厚生労働省崩壊-「天然痘テロ」に日本が襲われる日
この本のサブタイトル「天然痘テロに日本が襲われる日」が気になって本を買って読んだ。新型インフルエンザも恐ろしさ以上に天然痘テロは恐ろしいことは歴史が物語っているからです。この本は暴露本では決してないということだ、ましてや、著者は厚生労働省が崩壊すれば良いと言っている訳でもない。年金問題一つにしても厚労省に大きな疑問を感じている国民は大勢いる。誰も予想もしていなかった人物が突然彗星の如く現れ、アメリカ大統領にオバマ氏が選ばれた。もはやアメリカの国民は国を無条件に信じられなくなったからであり、これまでの大統領の力そのものが大きく低下した結果だろうと思う。それだけに新大統領に可能性を求めたのだろう。日本国民も、恐らくこのままでは日本はうまく行かないと思っているはずである。著者が立場を超えてこの本を書いたのは、もし天然痘テロに襲われたなら国民は大混乱に陥り、多くの犠牲者を出すことになることは間違いない、その事を知ってもらいたいという、已むに已まれずの気持ちから書かれたのだろうと推測する。何度も左遷の憂き目に会いながらも、何とかしたいと言う思いから周囲の人たちに公衆衛生の大切さを知らしめる努力をされたことに頭が下がる思いです。著者の父親のことが書かれていたが、実に素晴らしい方だと思う、その娘さんが信念と人間愛に満ちた気持ちで頑張っている姿を思うと涙が出そうになる。
厚労省と新型インフルエンザ (講談社現代新書)
前作よりも今回はH1N1-Swine Fluの実際をreferした分だけ読みやすくなった。第1章は新型Fluと厚労省迷走記、第2章が著者が鋭く指弾する「行動計画」、第3章はSwine Fluの初動体制、追跡調査、学校閉鎖、マスク、タミフル、ワクチン等々具体的な公衆衛生学。
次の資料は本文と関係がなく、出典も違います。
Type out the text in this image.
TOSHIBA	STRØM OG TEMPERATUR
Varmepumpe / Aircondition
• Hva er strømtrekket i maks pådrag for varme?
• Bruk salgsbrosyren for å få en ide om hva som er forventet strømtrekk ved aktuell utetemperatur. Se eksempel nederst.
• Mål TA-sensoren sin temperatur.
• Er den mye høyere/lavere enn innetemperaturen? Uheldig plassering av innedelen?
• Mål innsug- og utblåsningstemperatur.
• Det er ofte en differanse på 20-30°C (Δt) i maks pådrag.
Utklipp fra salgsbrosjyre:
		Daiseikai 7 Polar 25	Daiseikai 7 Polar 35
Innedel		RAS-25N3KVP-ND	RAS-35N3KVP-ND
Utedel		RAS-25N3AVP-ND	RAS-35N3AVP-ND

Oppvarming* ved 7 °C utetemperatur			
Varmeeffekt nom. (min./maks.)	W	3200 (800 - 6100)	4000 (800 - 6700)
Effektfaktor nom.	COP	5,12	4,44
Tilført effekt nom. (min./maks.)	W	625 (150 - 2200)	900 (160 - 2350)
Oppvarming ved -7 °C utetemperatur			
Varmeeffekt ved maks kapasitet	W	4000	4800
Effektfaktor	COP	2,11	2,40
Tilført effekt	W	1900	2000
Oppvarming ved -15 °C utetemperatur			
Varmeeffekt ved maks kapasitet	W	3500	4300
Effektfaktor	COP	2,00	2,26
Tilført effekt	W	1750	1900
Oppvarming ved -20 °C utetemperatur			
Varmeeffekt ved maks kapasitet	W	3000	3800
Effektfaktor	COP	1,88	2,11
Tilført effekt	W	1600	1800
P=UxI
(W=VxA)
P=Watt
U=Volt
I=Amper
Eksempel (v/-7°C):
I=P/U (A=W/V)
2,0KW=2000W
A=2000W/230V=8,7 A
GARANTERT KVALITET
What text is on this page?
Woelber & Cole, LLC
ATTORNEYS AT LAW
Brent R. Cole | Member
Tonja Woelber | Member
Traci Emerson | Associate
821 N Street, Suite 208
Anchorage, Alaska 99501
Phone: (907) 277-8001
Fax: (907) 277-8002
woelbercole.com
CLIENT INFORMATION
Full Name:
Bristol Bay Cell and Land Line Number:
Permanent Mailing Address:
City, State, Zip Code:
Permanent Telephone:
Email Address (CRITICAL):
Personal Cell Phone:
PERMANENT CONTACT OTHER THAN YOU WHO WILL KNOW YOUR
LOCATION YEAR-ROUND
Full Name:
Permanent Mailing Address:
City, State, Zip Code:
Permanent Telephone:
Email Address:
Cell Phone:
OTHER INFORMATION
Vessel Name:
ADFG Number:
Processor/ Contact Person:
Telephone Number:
第4章は疫学の基礎知識という著者専門分野。記述内容は非常に難しい。第5章は「これからのインフルエンザ流行に備えて」で良く書けている。ただ本書は良い点と悪い点との混在が非常に残念だ。まず本書は第3・4・5章で出版すれば良かった。一方で第1章は相も変わらず著者自身の不遇、検疫所と本省の人事、医系技官の危機管理能力のなさ、臨床経験のなさ、公衆衛生学のプロ不在につき舌鋒鋭い批判を展開する。第2章は御用学者との馴れ合い、医系技官のコンプレックス、無意味な空港検疫等々、あたかもTVタックル出演発言の如く続く。検疫所ポストは左遷ポスト、いるのは上司と衝突した組織の問題児、精神的に問題の人間、出世街道を捨てて定年間近職員の集まり、キャリアとノンキャリの違い、本省ではない検疫所採用事務官の昇任の限界等々の表現は、我々読者は正直言って聞きたくない。著者は本省中途採用とのことだから検疫所の職員にも失礼だろう。巻頭に「本書を亡き恩師、Dr.George Comstockに捧ぐ」としているが博士も聞きたくなかったはずだ。それより著者の専門性から、これからの水際作戦と危機管理と国内同時対応をどうすべきか、「行動計画」はどうあるべきか、公衆衛生学のプロ養成の最善策は何か、検疫法や感染症法がダメなら、危機管理感染症法をどう立法化すべきか、地方自治体に任せ柔軟な対応可能な体制作り、バイオテロ、生物化学兵器、人類滅亡への道、こういうissuesについてより膨らませて聞きたかった。次回は是非に「著者自身の不遇・不満」、「医系技官と公衆衛生学プロ養成」、「危機管理」等に分冊しての出版を期待する。